Here's a high-level overview of the video processing pipeline I implemented:
- Upload a video file via the Streamlit UI
- Process the video frame-by-frame using YOLO v8 to detect persons
- For each detected person:
- Extract person embedding using torchreid
- Detect faces within the person bounding box using DeepFace
- Generate facial embeddings for detected faces
- Store the person and facial embeddings in a vector database (Annoy index)
- Allow querying by uploading an image of a person/face of interest
- Perform vector similarity search to find closest matches
- Display relevant video clips with the person/face found
Implementing a Facial Recognition System: Code Snippets and Details
Here are a few code snippets to illustrate key parts of the implementation:
Processing a video frame with YOLO, torchreid and DeepFace:
results = model(frame)[0]
detections = sv.Detections.from_ultralytics(results)
for i in range(detections.tracker_id.size):
bbox = detections.xyxy[i].tolist()
class_name = results.names[detections.class_id[i]]
if class_name == 'person':
person_bbox = list(map(int, bbox))
person_image = frame[person_bbox[1]:person_bbox[3], person_bbox[0]:person_bbox[2]]
person_embedding = extractor(person_image)
insert_person(conn, frame_number, video_name, json.dumps(person_embedding.tolist()), json.dumps(person_bbox))
faces = DeepFace.extract_faces(person_image, detector_backend='opencv', enforce_detection=False)
for face in faces:
embedding = DeepFace.represent(face['face'], model_name='VGG-Face', enforce_detection=False)
insert_face(conn, frame_number, video_name, embedding, face['facial_area'], face['confidence'])
Querying for similar faces using the Annoy index:
def find_similar_faces(query_embedding, n_neighbors=5):
f = len(query_embedding)
u = AnnoyIndex(f, 'euclidean')
u.load('face_embeddings.ann')
indices, distances = u.get_nns_by_vector(query_embedding, n_neighbors, include_distances=True)
return indices, distances
Learnings and Insights from Building the Facial Recognition System
This experience demonstrated the incredible potential of LLMs to democratize software development. Some key takeaways:
- Code generation capabilities of LLMs can significantly accelerate prototyping and building custom applications
- Leveraging pre-trained models for specific tasks (object detection, face recognition, etc.) allows quickly assembling powerful pipelines
- Crowd data introduces unpredictable compute time due to unknown number of people in the frame
- Vector databases are highly effective for enabling semantic search over unstructured data like images/videos
- Streamlit is a great fit for rapidly building interactive 1-1 applications
While the application I built is quite niche, the overarching pattern of using LLMs to generate code snippets, stitching together existing models and tools, and packaging the solution in an easy-to-use interface is broadly applicable.
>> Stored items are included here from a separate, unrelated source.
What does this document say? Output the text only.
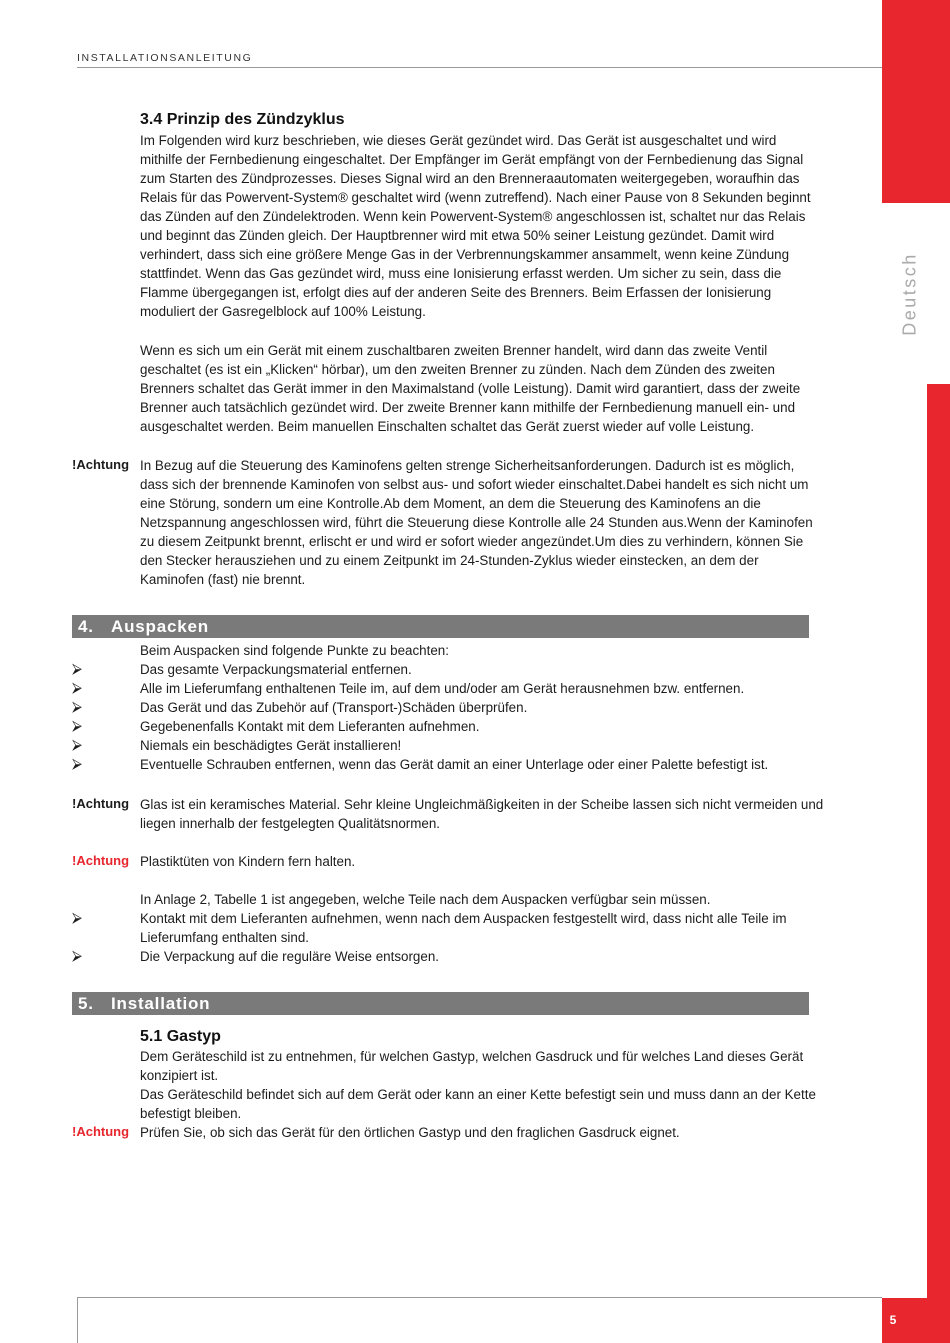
INSTALLATIONSANLEITUNG
Deutsch
5
3.4 Prinzip des Zündzyklus
Im Folgenden wird kurz beschrieben, wie dieses Gerät gezündet wird. Das Gerät ist ausgeschaltet und wird
mithilfe der Fernbedienung eingeschaltet. Der Empfänger im Gerät empfängt von der Fernbedienung das Signal
zum Starten des Zündprozesses. Dieses Signal wird an den Brenneraautomaten weitergegeben, woraufhin das
Relais für das Powervent-System® geschaltet wird (wenn zutreffend). Nach einer Pause von 8 Sekunden beginnt
das Zünden auf den Zündelektroden. Wenn kein Powervent-System® angeschlossen ist, schaltet nur das Relais
und beginnt das Zünden gleich. Der Hauptbrenner wird mit etwa 50% seiner Leistung gezündet. Damit wird
verhindert, dass sich eine größere Menge Gas in der Verbrennungskammer ansammelt, wenn keine Zündung
stattfindet. Wenn das Gas gezündet wird, muss eine Ionisierung erfasst werden. Um sicher zu sein, dass die
Flamme übergegangen ist, erfolgt dies auf der anderen Seite des Brenners. Beim Erfassen der Ionisierung
moduliert der Gasregelblock auf 100% Leistung.
Wenn es sich um ein Gerät mit einem zuschaltbaren zweiten Brenner handelt, wird dann das zweite Ventil
geschaltet (es ist ein „Klicken“ hörbar), um den zweiten Brenner zu zünden. Nach dem Zünden des zweiten
Brenners schaltet das Gerät immer in den Maximalstand (volle Leistung). Damit wird garantiert, dass der zweite
Brenner auch tatsächlich gezündet wird. Der zweite Brenner kann mithilfe der Fernbedienung manuell ein- und
ausgeschaltet werden. Beim manuellen Einschalten schaltet das Gerät zuerst wieder auf volle Leistung.
!Achtung In Bezug auf die Steuerung des Kaminofens gelten strenge Sicherheitsanforderungen. Dadurch ist es möglich,
dass sich der brennende Kaminofen von selbst aus- und sofort wieder einschaltet.Dabei handelt es sich nicht um
eine Störung, sondern um eine Kontrolle.Ab dem Moment, an dem die Steuerung des Kaminofens an die
Netzspannung angeschlossen wird, führt die Steuerung diese Kontrolle alle 24 Stunden aus.Wenn der Kaminofen
zu diesem Zeitpunkt brennt, erlischt er und wird er sofort wieder angezündet.Um dies zu verhindern, können Sie
den Stecker herausziehen und zu einem Zeitpunkt im 24-Stunden-Zyklus wieder einstecken, an dem der
Kaminofen (fast) nie brennt.
4. Auspacken
Beim Auspacken sind folgende Punkte zu beachten:
⮚	Das gesamte Verpackungsmaterial entfernen.
⮚	Alle im Lieferumfang enthaltenen Teile im, auf dem und/oder am Gerät herausnehmen bzw. entfernen.
⮚	Das Gerät und das Zubehör auf (Transport-)Schäden überprüfen.
⮚	Gegebenenfalls Kontakt mit dem Lieferanten aufnehmen.
⮚	Niemals ein beschädigtes Gerät installieren!
⮚	Eventuelle Schrauben entfernen, wenn das Gerät damit an einer Unterlage oder einer Palette befestigt ist.
!Achtung Glas ist ein keramisches Material. Sehr kleine Ungleichmäßigkeiten in der Scheibe lassen sich nicht vermeiden und
liegen innerhalb der festgelegten Qualitätsnormen.
!Achtung Plastiktüten von Kindern fern halten.
In Anlage 2, Tabelle 1 ist angegeben, welche Teile nach dem Auspacken verfügbar sein müssen.
⮚	Kontakt mit dem Lieferanten aufnehmen, wenn nach dem Auspacken festgestellt wird, dass nicht alle Teile im
Lieferumfang enthalten sind.
⮚	Die Verpackung auf die reguläre Weise entsorgen.
5. Installation
5.1 Gastyp
Dem Geräteschild ist zu entnehmen, für welchen Gastyp, welchen Gasdruck und für welches Land dieses Gerät
konzipiert ist.
Das Geräteschild befindet sich auf dem Gerät oder kann an einer Kette befestigt sein und muss dann an der Kette
befestigt bleiben.
!Achtung Prüfen Sie, ob sich das Gerät für den örtlichen Gastyp und den fraglichen Gasdruck eignet.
This approach can enable a wider audience to create personalized software tailored to their unique needs and datasets.
Conclusion
The ability to quickly spin up a custom video analytics platform with capabilities like person identification and facial recognition using LLMs was an eye-opening experience. It showcased how this technology is putting the power of bespoke software development in the hands of individuals.
As LLMs continue to advance, I believe we'll see a proliferation of highly targeted 1 of 1 applications across diverse domains. The value of our personal data will increasingly shift towards how we can leverage it to generate useful, personalized tools to boost our productivity and gain novel insights.